Until 2019, China’s biggest state-controlled bank rented three floors in Trump Tower.A Forbes investigation published on Oct 23, 2020, revealed that Trump maintained a stake in Trump Tower when he became president and thus had a financial connection to the Chinese government. China’s biggest bank, Industrial & Commercial Bank of China Ltd., had signed a lease with the Trump Organization for office space in the Trump Tower in 2008, as per details on the ICBC official website. According to the Peterson Institute of International Economics and the ICBC official website, Central Huijin owns approximately 34% of ICBC shares. Central Huijin Investment Ltd. ("Central Huijin") was established in December 2003 and is a state-owned investment company with its headquarters in Beijing. In another report published in Sept 2020, Forbes revealed Trump moved from the penthouse to the White House in January 2017, but he did not leave Trump Tower behind entirely. He retained ownership of the property, through his 100% interest in an entity named Trump Tower Commercial LLC. Trump's financial disclosure for 2019 enlists Trump Tower Commercial LLC as one of his assets. In January 2019, Bloomberg reported that ICBC was planning to reduce its space in Trump Tower after the lease expired in October that year. China’s ICBC, a state-controlled enterprise and the world’s largest lender by assets, was one of Trump Tower’s largest office tenants. As of September 2012, ICBC paid $95.48 per square foot for its Trump Tower space, more than any other major office tenant in the tower, according to mortgage documents. ICBC had about 25,000 square feet at the building, according to loan-servicer data, according to the report.

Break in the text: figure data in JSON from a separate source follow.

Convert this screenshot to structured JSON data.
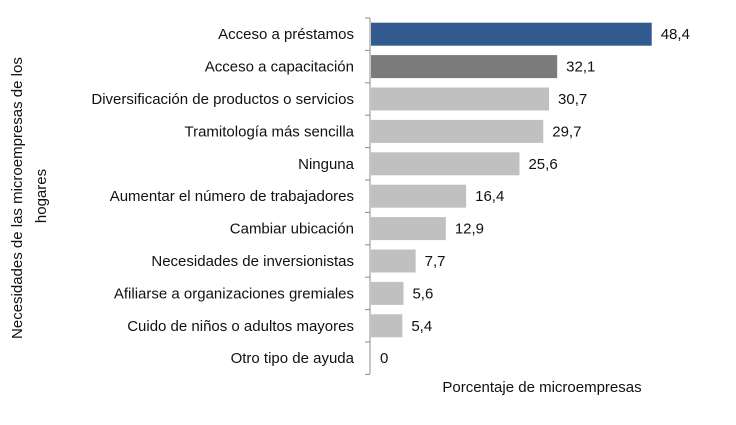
{
  "chart_data": {
    "type": "bar",
    "orientation": "horizontal",
    "title": "",
    "xlabel": "Porcentaje de microempresas",
    "ylabel": "Necesidades de las microempresas de los hogares",
    "ylabel_lines": [
      "Necesidades de las microempresas de los",
      "hogares"
    ],
    "categories": [
      "Acceso a préstamos",
      "Acceso a capacitación",
      "Diversificación de productos o servicios",
      "Tramitología más sencilla",
      "Ninguna",
      "Aumentar el número de trabajadores",
      "Cambiar ubicación",
      "Necesidades de inversionistas",
      "Afiliarse a organizaciones gremiales",
      "Cuido de niños o adultos mayores",
      "Otro tipo de ayuda"
    ],
    "values": [
      48.4,
      32.1,
      30.7,
      29.7,
      25.6,
      16.4,
      12.9,
      7.7,
      5.6,
      5.4,
      0
    ],
    "value_labels": [
      "48,4",
      "32,1",
      "30,7",
      "29,7",
      "25,6",
      "16,4",
      "12,9",
      "7,7",
      "5,6",
      "5,4",
      "0"
    ],
    "bar_colors": [
      "#335a8e",
      "#7b7b7b",
      "#c0c0c0",
      "#c0c0c0",
      "#c0c0c0",
      "#c0c0c0",
      "#c0c0c0",
      "#c0c0c0",
      "#c0c0c0",
      "#c0c0c0",
      "#c0c0c0"
    ],
    "xlim": [
      0,
      60
    ],
    "grid": false,
    "legend": "none"
  }
}
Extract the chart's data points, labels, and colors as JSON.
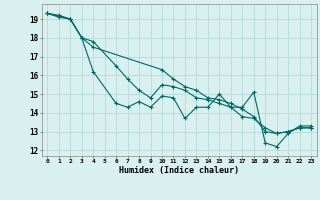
{
  "xlabel": "Humidex (Indice chaleur)",
  "bg_color": "#d9f0f0",
  "line_color": "#006666",
  "grid_color": "#b8dada",
  "xlim": [
    -0.5,
    23.5
  ],
  "ylim": [
    11.7,
    19.8
  ],
  "xticks": [
    0,
    1,
    2,
    3,
    4,
    5,
    6,
    7,
    8,
    9,
    10,
    11,
    12,
    13,
    14,
    15,
    16,
    17,
    18,
    19,
    20,
    21,
    22,
    23
  ],
  "yticks": [
    12,
    13,
    14,
    15,
    16,
    17,
    18,
    19
  ],
  "series1": {
    "x": [
      0,
      1,
      2,
      3,
      4,
      6,
      7,
      8,
      9,
      10,
      11,
      12,
      13,
      14,
      15,
      16,
      17,
      18,
      19,
      20,
      21,
      22,
      23
    ],
    "y": [
      19.3,
      19.1,
      19.0,
      18.0,
      16.2,
      14.5,
      14.3,
      14.6,
      14.3,
      14.9,
      14.8,
      13.7,
      14.3,
      14.3,
      15.0,
      14.3,
      14.3,
      15.1,
      12.4,
      12.2,
      12.9,
      13.3,
      13.3
    ]
  },
  "series2": {
    "x": [
      0,
      2,
      3,
      4,
      10,
      11,
      12,
      13,
      14,
      15,
      16,
      17,
      18,
      19,
      20,
      21,
      22,
      23
    ],
    "y": [
      19.3,
      19.0,
      18.0,
      17.5,
      16.3,
      15.8,
      15.4,
      15.2,
      14.8,
      14.7,
      14.5,
      14.2,
      13.8,
      13.0,
      12.9,
      13.0,
      13.2,
      13.2
    ]
  },
  "series3": {
    "x": [
      0,
      1,
      2,
      3,
      4,
      6,
      7,
      8,
      9,
      10,
      11,
      12,
      13,
      14,
      15,
      16,
      17,
      18,
      19,
      20,
      21,
      22,
      23
    ],
    "y": [
      19.3,
      19.2,
      19.0,
      18.0,
      17.8,
      16.5,
      15.8,
      15.2,
      14.8,
      15.5,
      15.4,
      15.2,
      14.8,
      14.7,
      14.5,
      14.3,
      13.8,
      13.7,
      13.2,
      12.9,
      13.0,
      13.2,
      13.2
    ]
  }
}
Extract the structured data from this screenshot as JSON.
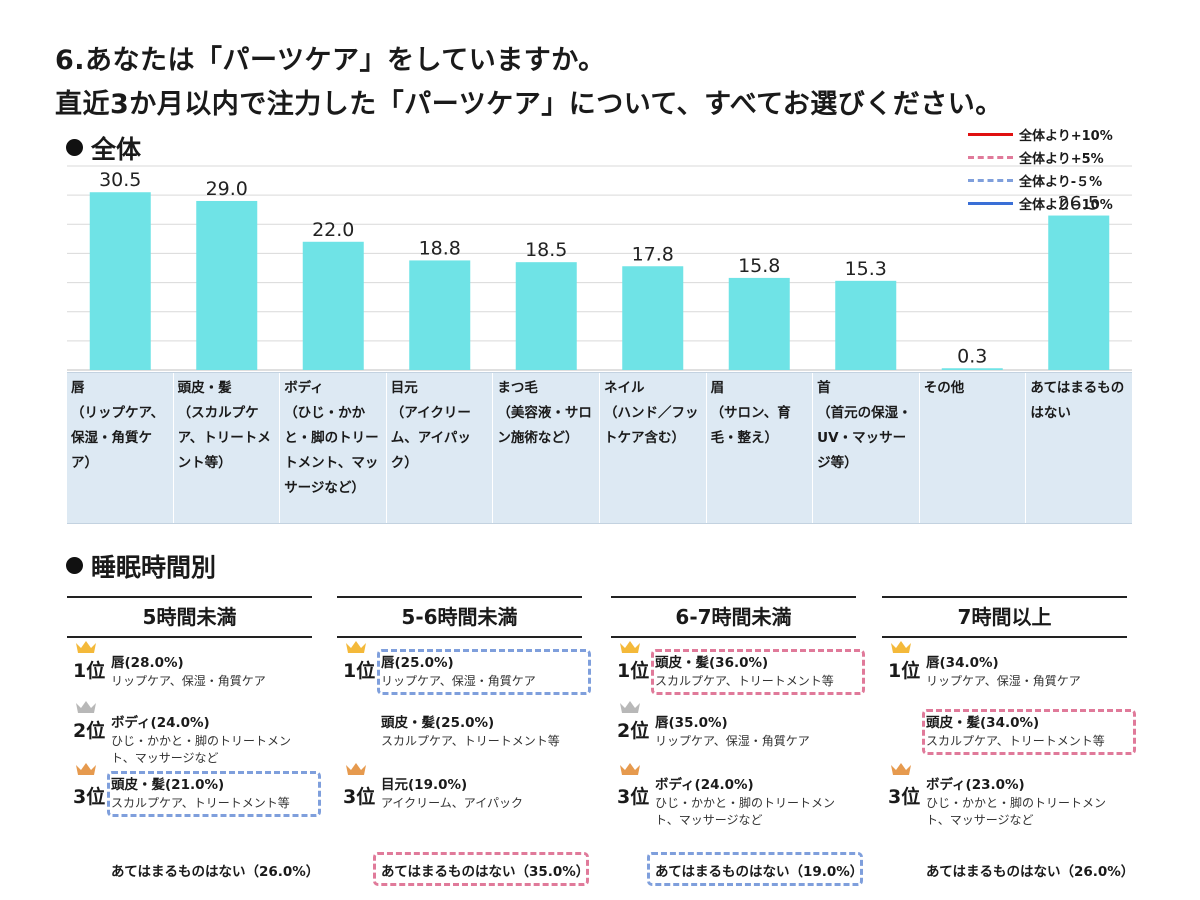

Mortgage documents filed by Wells Fargo & Co. in 2012, reveals that ICBC occupied 11 percent of the office space in Trump Tower. In 2012, the Bank of China, a commercial bank owned by the Chinese state, provided more than two hundred million dollars in loans to another New York office building - the 43-story 1290 Avenue of the Americas - that Trump co-owns, Politico reported in April 2020. Trump's real estate partner refinanced one of his most prized New York buildings for almost $1 billion. The debt included $211 million from the state-owned Bank of China. The bank issued a statement after the report was published stating that it sold its debt on the building weeks after the 2012 loan on the property and that Vornado Realty Trust owns 70 percent of the building.